If either claim breaks in a future change (e.g. someone adds an "earthquake" effect that mutates static-tree positions), the cache will quietly serve stale matrices. Defense:

  • DEBUG-only assertion in the cache hit path: Debug.Assert(!_animatedEntities.ContainsKey(entity.Id)).
  • DEBUG-only cross-check: in DEBUG builds, in the cache-hit path, also recompute the live model matrix and compare against cached.RestPose * entityWorld. Log a warning if they differ. Catches the "someone added a new mutation site" failure mode without paying the cost in Release.

(Belt-and-suspenders option (c) from the original handoff. Recommended for the first retry given the prior bug.)


§7. What does NOT need to be in the cache design

  • Texture invalidation on bindless handle change. Bindless handles are issued on first texture upload and remain valid for the texture's lifetime. TextureCache doesn't evict entries during normal play (only on shutdown). Static-entity texture handles never change.
  • GfxObj re-decode. WbMeshAdapter.TryGetRenderData returns the same ObjectRenderData instance for a given gfxObjId for the session. Static-entity batches never change.
  • SurfaceOverrides reactivation. Init-only on MeshRef, set at Site 1's hydration time, stable for the MeshRef's lifetime.
  • Per-frame Time / dt inputs. The dispatcher doesn't read time. Texture animation (e.g. animated UV scrolls) happens in the shader from gl_Time-equivalent uniforms, not from cached state.

§8. Open questions for brainstorming

These need a user decision before I write the spec:

  1. Where do InvalidateEntity / InvalidateLandblock live? On WbDrawDispatcher (cache lives there)? On a new EntityClassificationCache class injected into the dispatcher (separation of concerns; testable in isolation)? My lean: separate class, dispatcher gets it via ctor.
  2. Static-only (option a) vs static-only + DEBUG cross-check (option c)? Cross-check costs nothing in Release and catches the exact bug class that bit us last time. My lean: option (c).
  3. Cache the full model matrix or the rest pose? Full matrix saves a per-frame multiply but bakes Position/Rotation into the cache (theoretically violatable). Rest pose is safer + costs ~one mat4 mult per batch. My lean: rest pose.
  4. Setup multi-part flattening: cache the per-part setupPart.PartTransform * meshRef.PartTransform product? Today's Draw walks renderData.SetupParts per-frame even though that list is per-GfxObj-immutable. The cache could pre-flatten into the batch list. My lean: yes — that's where the visible CPU win is.
  5. Test plan: where do new tests live? tests/AcDream.Core.Tests/Rendering/Wb/EntityClassificationCacheTests.cs? Pure-CPU tests on the cache class without GL state? My lean: yes, separate test file in the existing Wb test directory.

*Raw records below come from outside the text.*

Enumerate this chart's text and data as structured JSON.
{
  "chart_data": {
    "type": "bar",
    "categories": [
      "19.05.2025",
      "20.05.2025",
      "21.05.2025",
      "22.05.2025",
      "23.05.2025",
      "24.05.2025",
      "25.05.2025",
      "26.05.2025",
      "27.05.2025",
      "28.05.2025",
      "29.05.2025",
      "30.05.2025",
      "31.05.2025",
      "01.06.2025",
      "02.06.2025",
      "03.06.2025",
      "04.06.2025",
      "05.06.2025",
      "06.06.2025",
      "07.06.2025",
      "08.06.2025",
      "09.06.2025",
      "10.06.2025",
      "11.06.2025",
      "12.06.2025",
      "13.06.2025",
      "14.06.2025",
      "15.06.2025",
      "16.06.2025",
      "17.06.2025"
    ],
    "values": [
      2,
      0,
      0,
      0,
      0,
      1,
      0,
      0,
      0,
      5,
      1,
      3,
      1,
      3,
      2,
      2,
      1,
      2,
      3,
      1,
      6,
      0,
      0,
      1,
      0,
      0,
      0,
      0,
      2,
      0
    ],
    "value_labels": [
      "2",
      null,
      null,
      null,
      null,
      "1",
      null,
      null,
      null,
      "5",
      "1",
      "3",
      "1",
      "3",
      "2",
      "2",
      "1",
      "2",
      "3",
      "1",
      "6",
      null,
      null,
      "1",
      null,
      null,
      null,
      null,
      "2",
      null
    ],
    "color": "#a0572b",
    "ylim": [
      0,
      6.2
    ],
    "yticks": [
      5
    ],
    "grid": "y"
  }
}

§9. Sentinel + baseline (verified at audit start, 2026-05-10)

  • dotnet build: green (after git submodule update --init for the WorldBuilder ref tree, which was missing in this fresh worktree).
  • dotnet test --no-build: 1688 passing, 8 pre-existing failures in AcDream.Core.Tests. Matches the post-#52/#54 baseline in the handoff.
  • N.5b sentinel filter (TerrainSlot|TerrainModernConformance|Wb|MatrixComposition|TextureCacheBindless|SplitFormulaDivergence): 94/94 passing. Matches the post-#52/#54 baseline.

These are the floors the Tier 1 retry must keep clean throughout.